May 16, 2011
While the geography of metropolitan life best reflects economic life, most federal investment decisions are made usually the delivery systems of states, which sometimes have a powerful incentive to disburse investments widely rather than pursue a metro-oriented focus. GO TO 2040 recommends taking a more "regional approach" to federal and state investments. Our mayors tend to agree, especially when it comes to transportation funding. In a new survey of 176 mayors, more than 90 percent urge reforms that would bring more funding directly to metropolitan areas, which serve as centers for the nation's economic growth and are home to 86 percent of U.S. employment. Furthermore, three quarters of the mayors agree that expanded flexibility of federal financing tools such as TIFIA (which was highlighted in an earlier policy update about the America Fast Forward initiative), would help deliver projects more efficiently and effectively.

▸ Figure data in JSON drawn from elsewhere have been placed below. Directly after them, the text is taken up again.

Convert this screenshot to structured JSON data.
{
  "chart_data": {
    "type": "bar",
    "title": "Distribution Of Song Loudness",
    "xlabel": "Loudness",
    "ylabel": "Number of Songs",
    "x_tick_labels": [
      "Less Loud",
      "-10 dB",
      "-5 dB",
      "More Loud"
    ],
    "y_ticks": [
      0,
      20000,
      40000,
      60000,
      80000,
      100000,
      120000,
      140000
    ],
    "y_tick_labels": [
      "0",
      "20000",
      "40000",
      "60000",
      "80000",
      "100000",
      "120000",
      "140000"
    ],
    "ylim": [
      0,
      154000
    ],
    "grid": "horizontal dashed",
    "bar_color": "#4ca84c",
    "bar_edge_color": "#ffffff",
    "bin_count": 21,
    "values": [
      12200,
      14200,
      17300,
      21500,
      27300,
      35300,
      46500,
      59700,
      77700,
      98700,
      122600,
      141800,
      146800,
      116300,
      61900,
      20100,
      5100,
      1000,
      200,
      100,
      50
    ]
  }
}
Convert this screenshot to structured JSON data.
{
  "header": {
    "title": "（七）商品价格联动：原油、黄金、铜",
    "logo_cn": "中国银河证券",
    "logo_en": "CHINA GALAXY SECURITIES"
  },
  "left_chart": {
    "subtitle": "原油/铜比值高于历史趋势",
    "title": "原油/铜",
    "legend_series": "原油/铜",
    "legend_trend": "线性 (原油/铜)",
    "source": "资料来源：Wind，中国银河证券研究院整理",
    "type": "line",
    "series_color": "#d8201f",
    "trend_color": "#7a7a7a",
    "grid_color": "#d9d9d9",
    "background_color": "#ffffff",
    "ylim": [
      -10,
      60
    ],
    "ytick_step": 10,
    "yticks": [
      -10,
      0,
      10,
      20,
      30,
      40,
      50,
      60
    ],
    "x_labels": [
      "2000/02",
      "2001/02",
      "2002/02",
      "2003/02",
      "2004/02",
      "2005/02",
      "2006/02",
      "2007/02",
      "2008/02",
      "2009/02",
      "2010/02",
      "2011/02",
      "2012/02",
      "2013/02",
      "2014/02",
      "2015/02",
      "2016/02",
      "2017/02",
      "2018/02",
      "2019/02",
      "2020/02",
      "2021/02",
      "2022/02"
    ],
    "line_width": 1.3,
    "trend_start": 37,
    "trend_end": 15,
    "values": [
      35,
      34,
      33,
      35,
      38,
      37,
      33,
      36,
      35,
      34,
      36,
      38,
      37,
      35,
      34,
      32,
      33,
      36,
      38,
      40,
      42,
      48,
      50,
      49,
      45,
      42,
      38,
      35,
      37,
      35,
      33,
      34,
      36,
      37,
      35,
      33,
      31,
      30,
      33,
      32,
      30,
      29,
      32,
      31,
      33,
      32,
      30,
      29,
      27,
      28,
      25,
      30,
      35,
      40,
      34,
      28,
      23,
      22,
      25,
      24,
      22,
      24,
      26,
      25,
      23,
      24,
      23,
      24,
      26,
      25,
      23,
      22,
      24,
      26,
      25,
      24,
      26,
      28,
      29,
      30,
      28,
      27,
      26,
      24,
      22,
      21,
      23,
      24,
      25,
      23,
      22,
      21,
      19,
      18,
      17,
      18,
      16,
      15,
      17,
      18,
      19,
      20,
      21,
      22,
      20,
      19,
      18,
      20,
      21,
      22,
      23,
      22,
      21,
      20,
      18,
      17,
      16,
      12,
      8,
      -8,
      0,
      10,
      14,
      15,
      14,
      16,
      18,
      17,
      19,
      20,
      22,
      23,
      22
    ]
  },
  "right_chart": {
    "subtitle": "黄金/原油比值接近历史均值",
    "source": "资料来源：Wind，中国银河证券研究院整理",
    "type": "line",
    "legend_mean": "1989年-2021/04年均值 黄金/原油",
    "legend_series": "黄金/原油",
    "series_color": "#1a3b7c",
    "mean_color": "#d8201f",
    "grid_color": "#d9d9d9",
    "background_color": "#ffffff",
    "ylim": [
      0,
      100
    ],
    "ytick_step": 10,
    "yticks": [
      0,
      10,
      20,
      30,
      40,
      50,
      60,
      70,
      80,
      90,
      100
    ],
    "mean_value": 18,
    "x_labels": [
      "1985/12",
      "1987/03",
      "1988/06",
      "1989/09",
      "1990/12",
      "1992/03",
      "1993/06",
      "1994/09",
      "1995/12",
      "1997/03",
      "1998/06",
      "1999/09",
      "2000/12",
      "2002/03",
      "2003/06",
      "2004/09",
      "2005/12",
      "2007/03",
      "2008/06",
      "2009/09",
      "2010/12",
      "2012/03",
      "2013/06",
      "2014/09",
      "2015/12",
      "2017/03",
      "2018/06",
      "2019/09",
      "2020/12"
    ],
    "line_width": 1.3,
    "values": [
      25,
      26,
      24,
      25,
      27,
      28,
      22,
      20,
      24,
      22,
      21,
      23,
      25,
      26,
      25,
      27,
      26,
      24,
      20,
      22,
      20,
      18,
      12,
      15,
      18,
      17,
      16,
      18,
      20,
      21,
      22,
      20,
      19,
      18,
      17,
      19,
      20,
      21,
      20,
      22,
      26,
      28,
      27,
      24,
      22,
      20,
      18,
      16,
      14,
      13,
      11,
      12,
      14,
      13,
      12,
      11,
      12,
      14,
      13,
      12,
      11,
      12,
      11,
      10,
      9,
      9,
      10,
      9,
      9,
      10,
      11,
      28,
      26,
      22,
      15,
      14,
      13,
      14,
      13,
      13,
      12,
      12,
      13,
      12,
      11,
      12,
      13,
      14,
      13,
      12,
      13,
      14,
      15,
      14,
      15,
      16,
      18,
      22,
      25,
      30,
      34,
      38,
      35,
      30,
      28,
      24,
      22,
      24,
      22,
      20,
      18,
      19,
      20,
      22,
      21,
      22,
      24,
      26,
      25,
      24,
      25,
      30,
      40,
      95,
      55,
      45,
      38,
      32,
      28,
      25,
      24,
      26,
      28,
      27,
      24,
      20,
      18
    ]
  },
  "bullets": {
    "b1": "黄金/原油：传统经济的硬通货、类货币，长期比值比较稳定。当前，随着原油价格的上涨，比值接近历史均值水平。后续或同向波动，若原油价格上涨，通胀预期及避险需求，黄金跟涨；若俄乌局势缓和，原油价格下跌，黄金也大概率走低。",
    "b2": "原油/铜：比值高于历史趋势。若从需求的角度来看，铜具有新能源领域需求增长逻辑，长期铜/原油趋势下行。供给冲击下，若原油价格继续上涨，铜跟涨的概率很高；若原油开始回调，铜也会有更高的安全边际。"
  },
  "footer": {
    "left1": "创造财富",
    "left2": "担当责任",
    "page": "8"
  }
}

GO TO 2040 strongly supports strategic investment in transportation infrastructure, whose economic benefits have often been quantified. Long-term economic productivity increases further when transportation investments are more targeted. CMAP's analysis of GO TO 2040's prioritized major capital projects estimates a $13.3 billion increase in long-term economic activity from a public sector expenditure of $10.5 billion. CMAP urges the federal government, the State of Illinois, transit agencies, and local governments to develop innovative financing to support a world-class transportation system for this new century.